To understand the mechanism of action, the authors determined a crystal structure of BOS-318 in complex with furin (Douglas et al., 2022). This structure displayed an unexpected binding mode that is different from that observed in any previous furin-inhibitor/substrate bound structures (Figure 1A, B). BOS-318 binding to furin is accompanied by a reorganization of the substrate binding site unraveling a new cryptic hydrophobic binding pocket into which the dichlorophenyl moiety of BOS-318 inserts and engages in a unique network of interactions (Figure 1C). Selectivity of BOS-318 for furin is enhanced by relatively low conservation of the cryptic binding site in related proteases and because it fails to engage the highly conserved regions of furin such as the P1 pocket and catalytic triad (Douglas et al., 2022). The network of contacts between the dichlorophenyl moiety of BOS-318 and its cryptic binding pocket allow for high potency in the absence of electrostatic interactions that occur in inhibitors that exploit the polybasic consensus sequence of furin. Notably, BOS-318 exhibits a dual mechanism of inhibition by both obstructing the substrate binding region of furin and perturbing the architecture of the catalytic triad due to steric effects (Figure 1A, B). Of note, shortly after publication of the Douglas et. al. (2022) study, Dahms et al. reported crystal structures and kinetic studies of a series of BOS-318-like furin inhibitors utilizing the (3,5-dichlorophenyl)pyridine core motif and observed similar mode of binding (Dahms et al., 2022).

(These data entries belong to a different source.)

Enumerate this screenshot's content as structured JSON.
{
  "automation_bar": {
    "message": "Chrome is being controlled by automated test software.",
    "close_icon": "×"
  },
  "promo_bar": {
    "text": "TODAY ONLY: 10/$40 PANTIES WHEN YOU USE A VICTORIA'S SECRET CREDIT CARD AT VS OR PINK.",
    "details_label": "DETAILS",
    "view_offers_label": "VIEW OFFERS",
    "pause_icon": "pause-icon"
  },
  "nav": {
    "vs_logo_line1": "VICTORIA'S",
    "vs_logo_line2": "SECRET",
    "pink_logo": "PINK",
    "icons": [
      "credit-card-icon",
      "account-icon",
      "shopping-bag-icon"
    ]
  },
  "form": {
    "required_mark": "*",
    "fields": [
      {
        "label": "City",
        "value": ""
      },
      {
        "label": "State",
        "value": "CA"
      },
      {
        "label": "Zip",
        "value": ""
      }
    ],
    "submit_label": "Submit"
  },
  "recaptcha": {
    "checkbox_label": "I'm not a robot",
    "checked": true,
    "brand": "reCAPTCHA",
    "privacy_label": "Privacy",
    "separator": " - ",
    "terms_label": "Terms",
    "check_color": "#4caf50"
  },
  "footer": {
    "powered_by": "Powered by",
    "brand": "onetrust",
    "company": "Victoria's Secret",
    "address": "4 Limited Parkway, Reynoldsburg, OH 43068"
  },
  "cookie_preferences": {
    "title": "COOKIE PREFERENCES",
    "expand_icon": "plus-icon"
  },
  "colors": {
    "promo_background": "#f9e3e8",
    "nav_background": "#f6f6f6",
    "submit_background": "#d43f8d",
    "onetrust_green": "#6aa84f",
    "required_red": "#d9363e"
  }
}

Lastly, from a broader perspective, targeting of cryptic binding sites, such as the BOS-318 binding site of furin, holds particular promise when the protein of interest lacks obvious druggable pockets based on existing structural data, or if the functional site of the protein cannot be targeted with sufficient specificity. Targeting the cryptic site allows for development of compounds with superior drug-like properties. Together with structures of other proteins harboring cryptic sites exploited by inhibitor molecules including Bcl-xL and Bcl-2, β-lactamase, and SUMO E1 activating enzyme (Lv et al., 2018), lessons learned from BOS-318 (Douglas et al., 2022) and related molecules (Dahms et al., 2022) will guide the development of methods for identifying and rationally targeting cryptic binding that may open up new avenues for therapeutic development moving forward.